Problem

Solution

Intuition

This problem requires us to group the list of numbers into groups of 3 such that for each group, the difference between the largest and smallest number in the group is less than k. If we cannot form a solution that meets this condition, we return an empty list.

This problem lends itself to sorting as by sorting the array, we can count upwards in groups of three and continuously check if a valid trio is formed. If a valid trio is not formed, it is not possible as by sorting we are guaranteed to be using the closest grouping of numbers.
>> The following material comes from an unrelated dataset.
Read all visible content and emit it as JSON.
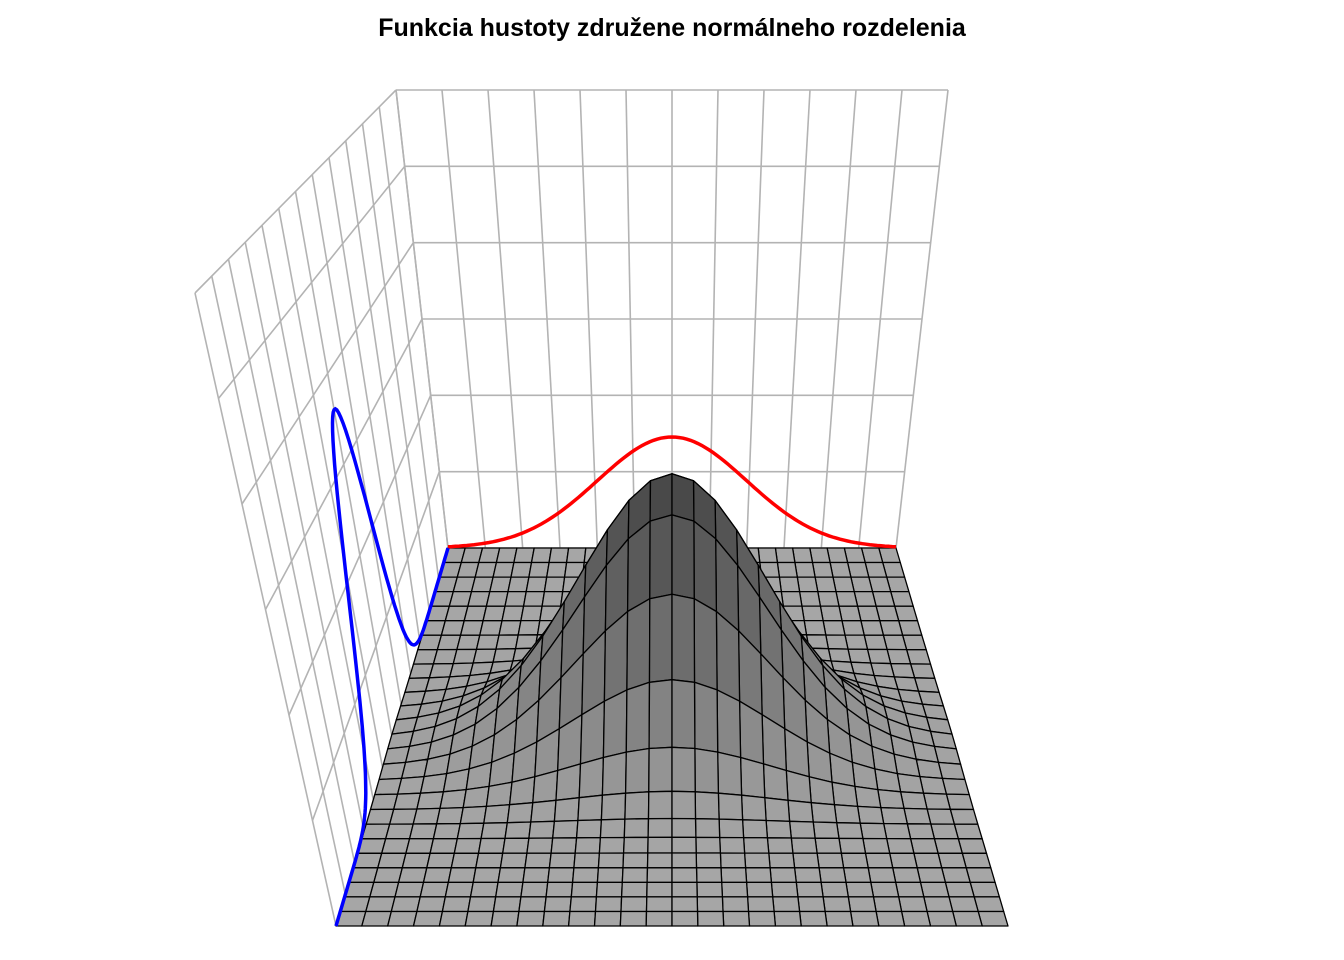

We can sort the numbers, and then continue adding trios until we either reach a trio that requires we return an empty array, or we have gone through each number in which case we return our groupings.

Approach

1. Sort the provided numbers, nums.
2. Initialize our result array, res.
3. Iterate through the sorted nums and check that for each trio, the largest and smallest numbers are less than k apart. If not, return an empty array. Otherwise, we add the trio to res.
4. Return res after iterating through all numbers.

Complexity

• Time complexity: $O(n\log(n))$. We perform a sort of the array of numbers and then iterate through each number and perform constant time operations during each iteration. $O(n\log(n))+O(n)O(1)\rightarrow O(n\log(n))$.
• Space complexity: $O(n)$. Sorting in-place takes some space that has linear space complexity.

Code

class Solution:
    def divideArray(self, nums: List[int], k: int) -> List[List[int]]:
        nums.sort()
        res = []

        for i in range(0, len(nums), 3):
            if nums[i + 2] - nums[i] > k:
                return []
            res.append([nums[i], nums[i + 1], nums[i + 2]])
        return res